Supreme Court upholds Biden’s “ghost gun” regulations
The Supreme Court reversed a lower court’s decision blocking a regulation against “ghost guns”; the decision by the high court justices will allow the Biden Administration to continue its strategy against gun violence.
In a close 5-4 vote, the Supreme Court upheld the regulation of so-called “ghost guns,” a policy priority of President Joe Biden.
Chief Justice John Roberts, Chief Justice Amy Coney Barrett, the conservative justice, and three other liberals on the Court, succeeded in freezing a lower court’s order barring the government from regulating so-called “ghost guns.”

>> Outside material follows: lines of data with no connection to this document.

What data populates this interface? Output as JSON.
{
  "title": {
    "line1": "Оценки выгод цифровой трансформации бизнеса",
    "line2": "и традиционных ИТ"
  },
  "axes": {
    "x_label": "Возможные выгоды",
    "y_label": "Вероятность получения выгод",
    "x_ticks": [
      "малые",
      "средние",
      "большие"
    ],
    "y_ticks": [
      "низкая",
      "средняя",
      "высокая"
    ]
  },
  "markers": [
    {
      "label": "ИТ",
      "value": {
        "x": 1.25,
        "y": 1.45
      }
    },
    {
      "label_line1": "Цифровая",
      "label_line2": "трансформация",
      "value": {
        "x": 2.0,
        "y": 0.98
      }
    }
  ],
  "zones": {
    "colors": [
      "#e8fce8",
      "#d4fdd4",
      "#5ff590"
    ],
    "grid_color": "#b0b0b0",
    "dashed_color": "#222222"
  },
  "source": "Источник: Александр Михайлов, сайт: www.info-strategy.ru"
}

According to federal law, these types of devices are untraceable, like firearms, because they are purchased on online marketplaces as assembly kits without serial numbers, and the manufacturer does not require the purchaser to check their background.
In addition, the companies that sell them do not provide transfer records, which makes them difficult to trace, a feature that is attractive to criminal groups that acquire them to violate the law, as well as to individuals with legal restrictions to buy firearms.
Thus, although Justices Clarence Thomas, Samuel Alito, Neil Gorsuch and Brett Kavanaugh voted against the proposal, the majority view of the Supreme Court prevailed.
In order for the government to be able to track these types of kids, last year, the Bureau of Alcohol, Tobacco, Firearms and Explosives updated its regulations and redefined their concept by giving them a firearms connotation.
Although it is clear that no person is prohibited from acquiring or possessing a phantom gun kit, but those who possess them are required to comply with federal laws that impose conditions on the marketing of firearms.
In this sense, it was intended that the manufacturers and traders of phantom kits must mark them with serial numbers and must also keep a record of their products so that the authorities can trace them at a certain time when they are linked to some type of crime.
Reed O’Connor, a judge of the U.S. District Court for the Northern District of Texas, found that the authorities had gone too far in enacting the rule and blocked it nationwide.
A federal appeals court then refused to stay two key challenged provisions of the regulation, despite arguments from Elizabeth Prelogar, who, as attorney general, warned of an increase in crimes related to so-called phantom weapons.
Manufacturers of these types of assembly gun kits were required to mark them with a serial number for record keeping and marketers were required to check the background of those who purchase them.